She came a step nearer, and her voice wheedled. “It was only that he was distressed for want of drink, poor fellow, and followed me into the storehouse when he saw me go in to fill the master’s flagon. It was naught but a swallow. My lord would be the last to grudge a harmless body—”

“Harmless?” the page said sternly. “Did I not hear him tell you the same as that he was an English spy?”

The girl abandoned the last shred of her dignity, to come and stand before him, nervously fingering her apron. “For the dear saints’ sake, let no one hear you say that, good Fridtjof! Alas, how you have got it twisted! He is an Englishman who bent his head for food in the evil days. And now they that bought him will not set him loose, so he has cast off their yoke and fled to the Danes to get freedom and fortune. He was on his way to join your people when he stopped to beg food. I could not be so hard of heart as to refuse, though Hildelitha’s hand would be hot about my ears did she suspect it. Say that you will hold your tongue, sweet lad, and I will make boot with anything you like.”

He was very deliberate about it, the page, pursing his rosy mouth into any number of judicial puckers; but at last he conceded, “Now, since you know for certain that he is not one of Edmund’s spies,—and you are so penitent, as is right,”—pausing, he regarded her severely,—“if I do promise, will you make a bargain to put an end to your silly behavior toward my lord? Will you undertake to deliver his dishes into my hands, and leave it for me to pass his cup?”

“Yes, in truth; by Father Ingulph’s book!” the maid cried, wringing her hands.

The page made her a magnanimous gesture. “In that case I will not be so mean as to refuse you,” he consented. And he sat smiling to himself in sly content after she had hurried away.
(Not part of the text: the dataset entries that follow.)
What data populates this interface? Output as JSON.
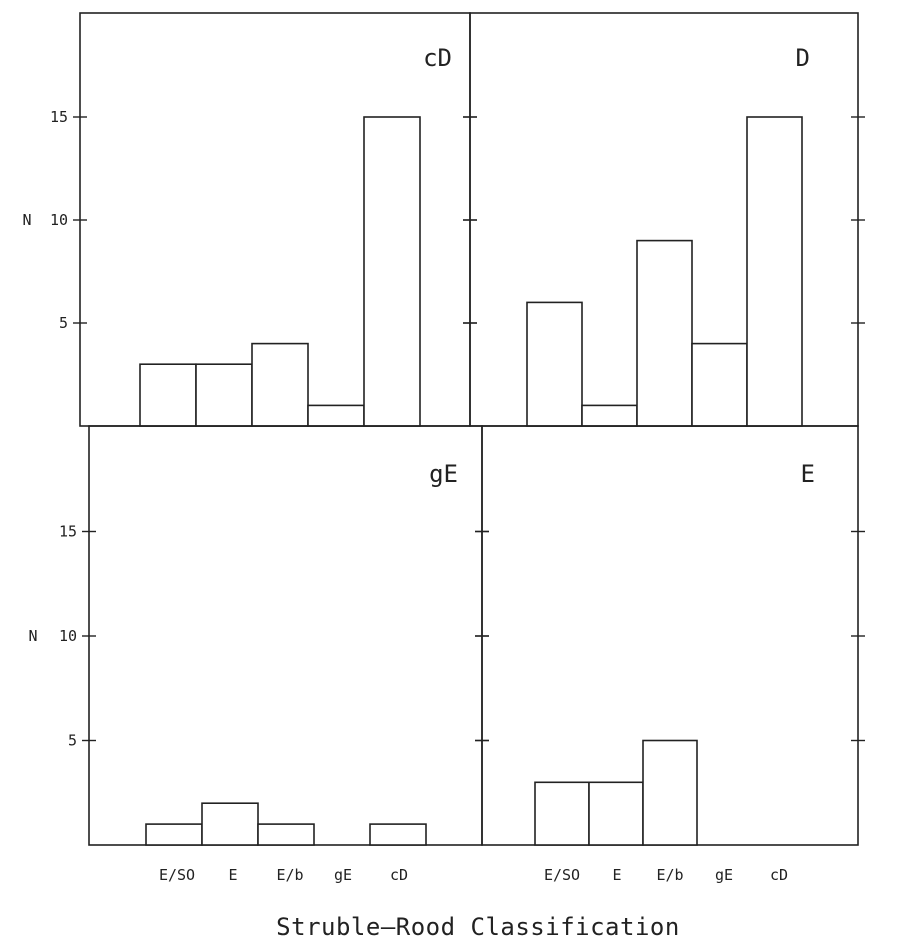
{
  "chart_data": [
    {
      "type": "bar",
      "panel": "top-left",
      "title": "cD",
      "ylabel": "N",
      "categories": [
        "E/SO",
        "E",
        "E/b",
        "gE",
        "cD"
      ],
      "values": [
        3,
        3,
        4,
        1,
        15
      ],
      "ylim": [
        0,
        20
      ],
      "yticks": [
        5,
        10,
        15
      ],
      "show_categories": false
    },
    {
      "type": "bar",
      "panel": "top-right",
      "title": "D",
      "ylabel": "",
      "categories": [
        "E/SO",
        "E",
        "E/b",
        "gE",
        "cD"
      ],
      "values": [
        6,
        1,
        9,
        4,
        15
      ],
      "ylim": [
        0,
        20
      ],
      "yticks": [
        5,
        10,
        15
      ],
      "show_categories": false
    },
    {
      "type": "bar",
      "panel": "bottom-left",
      "title": "gE",
      "ylabel": "N",
      "categories": [
        "E/SO",
        "E",
        "E/b",
        "gE",
        "cD"
      ],
      "values": [
        1,
        2,
        1,
        0,
        1
      ],
      "ylim": [
        0,
        20
      ],
      "yticks": [
        5,
        10,
        15
      ],
      "show_categories": true
    },
    {
      "type": "bar",
      "panel": "bottom-right",
      "title": "E",
      "ylabel": "",
      "categories": [
        "E/SO",
        "E",
        "E/b",
        "gE",
        "cD"
      ],
      "values": [
        3,
        3,
        5,
        0,
        0
      ],
      "ylim": [
        0,
        20
      ],
      "yticks": [
        5,
        10,
        15
      ],
      "show_categories": true
    }
  ],
  "xlabel": "Struble–Rood Classification"
}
Emboldened by that smile, the dog suddenly laid aside his soberness of demeanor. Pouncing upon a fagot which had fallen from one of the loads, he brought it in his teeth, with shining eyes and much frantic tail-wagging, and rubbed it against his friend’s knee. He had not miscalculated. The boy’s smile deepened easily into a laugh, and he leaped to his feet to accept the challenge. Seizing the stick, he put all the strength of his lithesome body into an effort to make off with it, while the great hound braced himself, with a rapture of rumbling growls and short delighted barks. So they tussled, back and forth, this way and that, amid a merry tumult of barking and laughter,—such a tumult that neither heard the steps that both were waiting for, when at last those steps came briskly through the archway. The first they knew of it, the Lord of Ivarsdale was standing under the lintel, chatting with those who came behind him.

With lips yet parted by their breathless laughter, the lad straightened quickly from his sport, and stood shaking back his tumbling curls and mopping his hot face, in which the rich color glowed through the tanned skin like the velvety red on a golden peach. When, for one flashing instant, they encountered a keen glance from the young lord, the color deepened, and the iris-blue eyes suddenly brimmed over with mischievous sparkles; then the black lashes were lowered demurely, and the page, retreating to his place beside the step, signified only deference and decorum.

Followed by old Morcard and the fat monk, the Etheling descended from the doorway and stood on the broad step, shading his eyes from the glare of brilliant light while he looked about him with evident pleasure in the fairness of the day.

“Now is the time to lay by a store of sweet memories against the stress of winter weather,” he said. “Whither do you go to harvest the sunshine, father?”